I have a list of html data that is structured as shown below
<div>lots of other data...
<a href="http://localserver1/OpenFile?path=Test1/SubFolder/file1.pdf&OtherParam=1">Test1</a>
</div>
<div>lots of other data...
<a href="http://localserver1/OpenFile?path=Test1/Subfolder/file2.pdf&OtherParam=2
</div>
<div>lots of other data...
<a href="http://localserver1/OpenFile?path=Test2/Subfolder/file3.pdf&OtherParam=3
</div>
As you can see in the second url, there is no encoding in the slashes. These links interface with a content management system (an admittedly bad one), and very frequently we get paths that are not encoded. I wanted to write a small block of code in C# that would check whether or not the blocks of html code here would have slashes and just replace them with the / encoding. I have been able to locate all instances of where the OpenFile link occurs like this:
OpenFile\?path=(.*)&
However I can't seem to find an easy way to look through the path's capture group and replace only slashes that are in there. How would I go about doing this?
CodePudding user response:
Since your example uses "&" as the end of the pattern, I will assume it is consistent for all cases.
You can use this expression:
\/(?!.*OpenFile\?path=)(?=.*&)
https://regex101.com/r/hZ3Oja/1
This uses a negative lookahead on "OpenFile?path=" and a positive lookahead on "&" so that it only replaces slashes that are a part of your inner path.

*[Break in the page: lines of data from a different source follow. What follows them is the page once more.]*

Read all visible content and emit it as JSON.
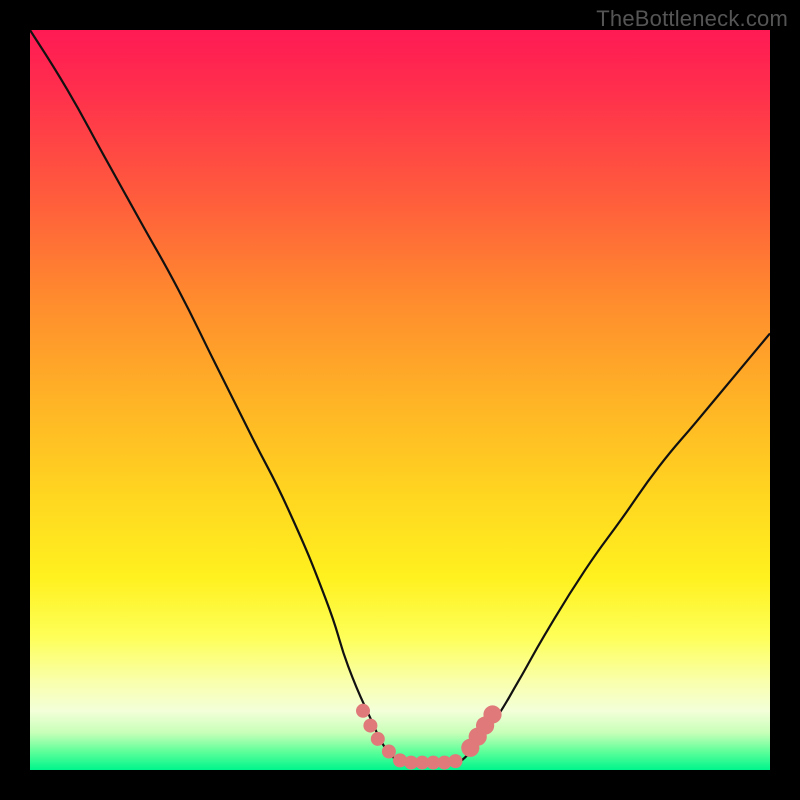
{
  "attribution": "TheBottleneck.com",
  "chart_data": {
    "type": "line",
    "title": "",
    "xlabel": "",
    "ylabel": "",
    "xlim": [
      0,
      100
    ],
    "ylim": [
      0,
      100
    ],
    "left_curve": {
      "x": [
        0,
        5,
        10,
        15,
        20,
        25,
        30,
        35,
        40,
        43,
        46,
        48,
        50
      ],
      "y": [
        100,
        92,
        83,
        74,
        65,
        55,
        45,
        35,
        23,
        14,
        7,
        3,
        1
      ]
    },
    "right_curve": {
      "x": [
        58,
        60,
        63,
        66,
        70,
        75,
        80,
        85,
        90,
        95,
        100
      ],
      "y": [
        1,
        3,
        7,
        12,
        19,
        27,
        34,
        41,
        47,
        53,
        59
      ]
    },
    "flat_segment": {
      "x": [
        50,
        58
      ],
      "y": [
        1,
        1
      ]
    },
    "markers": {
      "color": "#e07a7a",
      "points": [
        {
          "x": 45.0,
          "y": 8.0,
          "r": 1.0
        },
        {
          "x": 46.0,
          "y": 6.0,
          "r": 1.0
        },
        {
          "x": 47.0,
          "y": 4.2,
          "r": 1.0
        },
        {
          "x": 48.5,
          "y": 2.5,
          "r": 1.0
        },
        {
          "x": 50.0,
          "y": 1.3,
          "r": 1.0
        },
        {
          "x": 51.5,
          "y": 1.0,
          "r": 1.0
        },
        {
          "x": 53.0,
          "y": 1.0,
          "r": 1.0
        },
        {
          "x": 54.5,
          "y": 1.0,
          "r": 1.0
        },
        {
          "x": 56.0,
          "y": 1.0,
          "r": 1.0
        },
        {
          "x": 57.5,
          "y": 1.2,
          "r": 1.0
        },
        {
          "x": 59.5,
          "y": 3.0,
          "r": 1.3
        },
        {
          "x": 60.5,
          "y": 4.5,
          "r": 1.3
        },
        {
          "x": 61.5,
          "y": 6.0,
          "r": 1.3
        },
        {
          "x": 62.5,
          "y": 7.5,
          "r": 1.3
        }
      ]
    },
    "gradient_stops": [
      {
        "pos": 0.0,
        "color": "#ff1a54"
      },
      {
        "pos": 0.5,
        "color": "#ffb326"
      },
      {
        "pos": 0.82,
        "color": "#feff58"
      },
      {
        "pos": 1.0,
        "color": "#00f58c"
      }
    ]
  }
}
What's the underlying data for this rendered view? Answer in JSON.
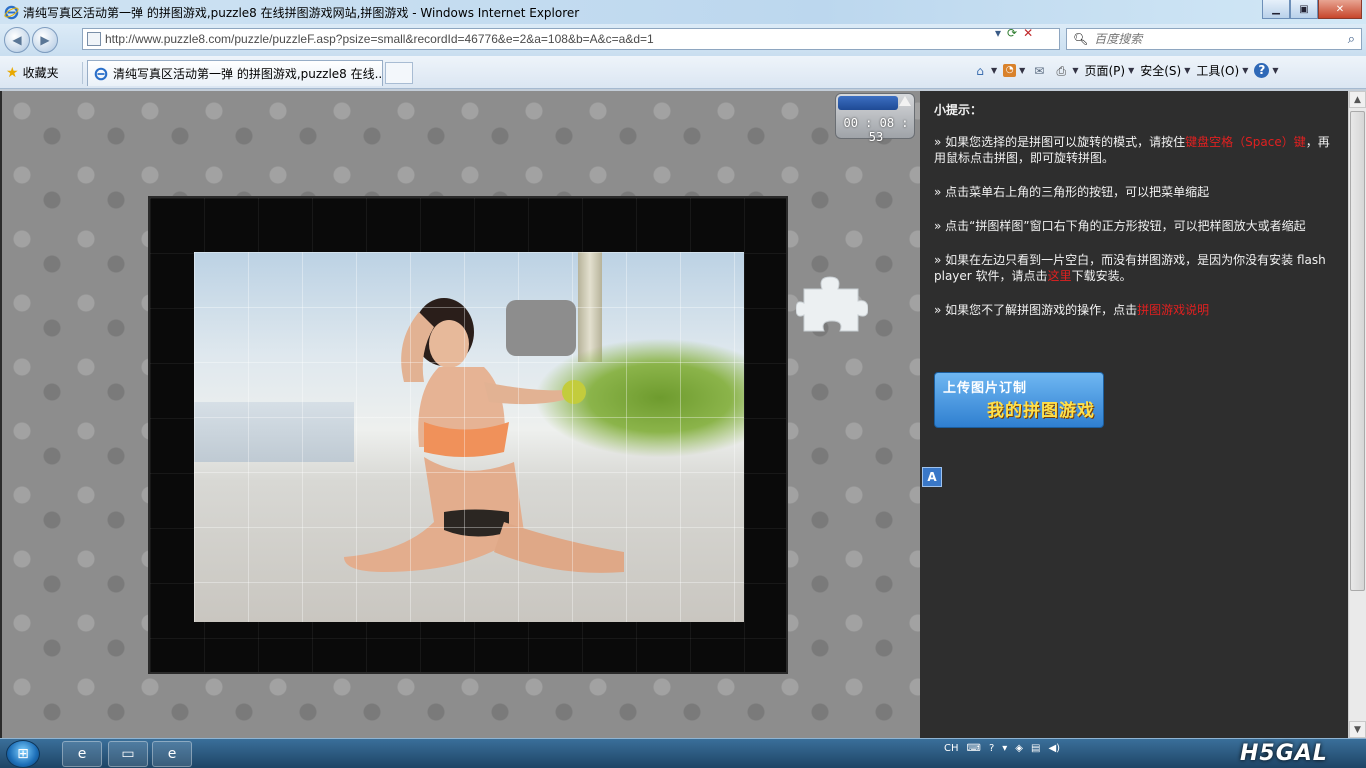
{
  "window": {
    "title": "清纯写真区活动第一弹 的拼图游戏,puzzle8 在线拼图游戏网站,拼图游戏 - Windows Internet Explorer",
    "controls": [
      "minimize",
      "maximize",
      "close"
    ]
  },
  "address_bar": {
    "url": "http://www.puzzle8.com/puzzle/puzzleF.asp?psize=small&recordId=46776&e=2&a=108&b=A&c=a&d=1",
    "search_placeholder": "百度搜索"
  },
  "tabs": {
    "favorites_label": "收藏夹",
    "active_tab_title": "清纯写真区活动第一弹 的拼图游戏,puzzle8 在线..."
  },
  "command_bar": {
    "page_label": "页面(P)",
    "safety_label": "安全(S)",
    "tools_label": "工具(O)"
  },
  "game": {
    "timer": "00 : 08 : 53"
  },
  "tips": {
    "heading": "小提示：",
    "items": [
      {
        "prefix": "» 如果您选择的是拼图可以旋转的模式，请按住",
        "highlight": "键盘空格（Space）键",
        "suffix": "，再用鼠标点击拼图，即可旋转拼图。"
      },
      {
        "prefix": "» 点击菜单右上角的三角形的按钮，可以把菜单缩起",
        "highlight": "",
        "suffix": ""
      },
      {
        "prefix": "» 点击“拼图样图”窗口右下角的正方形按钮，可以把样图放大或者缩起",
        "highlight": "",
        "suffix": ""
      },
      {
        "prefix": "» 如果在左边只看到一片空白，而没有拼图游戏，是因为你没有安装 flash player 软件，请点击",
        "highlight": "这里",
        "suffix": "下载安装。"
      },
      {
        "prefix": "» 如果您不了解拼图游戏的操作，点击",
        "highlight": "拼图游戏说明",
        "suffix": ""
      }
    ],
    "banner_line1": "上传图片订制",
    "banner_line2": "我的拼图游戏",
    "small_icon": "A"
  },
  "taskbar": {
    "tray_lang": "CH",
    "logo_text": "H5GAL"
  },
  "colors": {
    "highlight_red": "#e02020",
    "panel_bg": "#2e2e2e",
    "board_bg": "#0a0a0a"
  }
}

Your c# syntax will look like Regex.Replace(input, pattern, replacement);
CodePudding user response:
In C# you can use lookarounds to match the forward slash:
(?<=OpenFile\?path=[^\s&]*)/(?=[^\s&]*&)
Explanation
(?<=OpenFile\?path=[^\s&]*)
Positive lookbehind, assert the openfile part to the left followed by optional non whitespace chars excluding&
/
Match the forward slash(?=[^\s&]*&)
Positive lookahead, assert an ampersand to the right
If there can also be a match without an ampersand at the right, you can omit the last positive lookahead in the pattern.